AFN Sports 2
- Country: United States
- Broadcast area: United States military bases and family homes via IPTV distribution
- Headquarters: Riverside, California, U.S.

Programming
- Language: English;
- Picture format: 1080i (HDTV)

Ownership
- Owner: American Forces Network
- Sister channels: List AFN Prime; AFN Spectrum; AFN News; AFN Sports; AFN Movie; AFN Family; ;

History
- Launched: February 5, 2006; 20 years ago
- Closed: March 22, 2026; 5 months ago (via satellite)

Links
- Website: MyAFN

Availability limited to U.S. military personnel in military bases

Streaming media
- Affiliated Streaming Service: AFN Now

= AFN Sports 2 =

AFN Sports 2 is AFN's exclusive home for UFC and WWE 'premium event' programming, as well as motor sports, including NASCAR, NHRA, motocross, and multiple other overflow sports rights.

==History==
The channel started broadcasting on February 5, 2006, at AFN Xtra, a channel targeting the 18-35 demographic. Broadcasts started extra-officially in anticipation for the 2006 Winter Olympics, which were set to start on February 10, with full broadcasts beginning on February 27. In addition to overflow sports coverage, the channel carried a mix of shows such as The Daily Show, Fear Factor, Family Guy, The Simpsons and WWE SmackDown. The sports coverage differed from AFN Sports, providing events of interest to the target audience, which was more interested in surfing, skateboarding and hiking. By 2007, it had even carried poker.

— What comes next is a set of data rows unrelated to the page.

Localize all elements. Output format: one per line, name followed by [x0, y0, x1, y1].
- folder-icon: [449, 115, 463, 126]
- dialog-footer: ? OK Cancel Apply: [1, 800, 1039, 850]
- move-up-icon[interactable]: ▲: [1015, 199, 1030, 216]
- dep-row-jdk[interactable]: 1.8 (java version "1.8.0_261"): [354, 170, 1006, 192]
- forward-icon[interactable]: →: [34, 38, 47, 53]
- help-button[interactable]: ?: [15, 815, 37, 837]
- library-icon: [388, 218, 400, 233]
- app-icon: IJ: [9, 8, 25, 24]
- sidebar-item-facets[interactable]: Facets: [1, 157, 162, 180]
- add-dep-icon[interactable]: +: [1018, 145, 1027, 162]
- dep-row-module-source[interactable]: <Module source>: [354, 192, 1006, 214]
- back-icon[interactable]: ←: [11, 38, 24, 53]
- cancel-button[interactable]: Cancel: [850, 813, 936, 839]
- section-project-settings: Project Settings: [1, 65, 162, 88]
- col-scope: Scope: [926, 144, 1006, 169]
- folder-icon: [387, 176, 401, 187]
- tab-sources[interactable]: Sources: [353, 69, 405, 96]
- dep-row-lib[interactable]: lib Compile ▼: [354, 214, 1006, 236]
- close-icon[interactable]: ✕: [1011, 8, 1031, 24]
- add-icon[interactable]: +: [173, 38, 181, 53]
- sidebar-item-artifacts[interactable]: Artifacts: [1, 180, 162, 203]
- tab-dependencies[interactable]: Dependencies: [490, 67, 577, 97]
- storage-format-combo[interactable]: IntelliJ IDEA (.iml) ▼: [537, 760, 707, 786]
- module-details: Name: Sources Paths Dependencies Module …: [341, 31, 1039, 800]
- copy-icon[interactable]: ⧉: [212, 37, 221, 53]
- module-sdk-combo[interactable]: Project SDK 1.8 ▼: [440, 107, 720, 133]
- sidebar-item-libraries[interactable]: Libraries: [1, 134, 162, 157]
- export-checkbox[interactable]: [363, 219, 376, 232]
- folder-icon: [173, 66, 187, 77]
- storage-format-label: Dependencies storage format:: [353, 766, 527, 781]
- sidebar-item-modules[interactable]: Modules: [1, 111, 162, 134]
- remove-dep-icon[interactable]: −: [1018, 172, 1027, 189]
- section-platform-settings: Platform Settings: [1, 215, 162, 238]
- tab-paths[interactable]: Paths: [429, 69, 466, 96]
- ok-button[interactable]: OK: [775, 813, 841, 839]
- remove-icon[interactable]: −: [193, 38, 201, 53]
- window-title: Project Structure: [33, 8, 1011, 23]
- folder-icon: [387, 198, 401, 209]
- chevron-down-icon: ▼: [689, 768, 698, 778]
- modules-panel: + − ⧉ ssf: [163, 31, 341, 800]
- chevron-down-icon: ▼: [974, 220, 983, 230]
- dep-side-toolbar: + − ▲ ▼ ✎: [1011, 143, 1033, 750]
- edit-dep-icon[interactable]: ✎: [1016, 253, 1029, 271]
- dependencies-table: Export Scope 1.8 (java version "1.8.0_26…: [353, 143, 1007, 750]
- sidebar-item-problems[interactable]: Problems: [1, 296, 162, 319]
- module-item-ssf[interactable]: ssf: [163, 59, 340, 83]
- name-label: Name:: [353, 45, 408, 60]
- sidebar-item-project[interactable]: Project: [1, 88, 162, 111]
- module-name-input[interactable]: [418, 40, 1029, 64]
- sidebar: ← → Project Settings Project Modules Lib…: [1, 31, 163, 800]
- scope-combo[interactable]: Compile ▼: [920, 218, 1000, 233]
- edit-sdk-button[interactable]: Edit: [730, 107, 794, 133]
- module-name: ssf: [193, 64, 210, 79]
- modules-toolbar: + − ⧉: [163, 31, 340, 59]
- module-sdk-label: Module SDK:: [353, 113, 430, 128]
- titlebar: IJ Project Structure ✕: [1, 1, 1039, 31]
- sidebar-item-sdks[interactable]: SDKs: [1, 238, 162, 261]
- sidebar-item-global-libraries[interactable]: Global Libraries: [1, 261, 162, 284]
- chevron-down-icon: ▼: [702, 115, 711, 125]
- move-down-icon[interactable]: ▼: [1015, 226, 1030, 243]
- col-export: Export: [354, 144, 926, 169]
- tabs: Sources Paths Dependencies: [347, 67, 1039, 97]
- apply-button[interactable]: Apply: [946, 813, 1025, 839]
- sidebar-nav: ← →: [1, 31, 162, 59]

A 2015 survey revealed that the AFN audience tuned in to sports content more than any other type of programming seen on its channels. By the time of the survey, the channel carried eight hours of sports on weekdays and the whole day on weekends. In May, it was announced that AFN Xtra would be replaced by a new channel, AFN Sports 2, enabling an additional 80 weekly hours of sports programming, effective June 1. Under the plan, some of its popular shows such as Tosh.0 and Jimmy Kimmel Live! would move to other AFN channel. In 2017, in line with other AFN networks, it converted to high definition.

With AFN services moving from satellite distribution to IPTV streaming (including access to individual programs), the channel moved exclusively to that mode of distribution on March 22, 2026.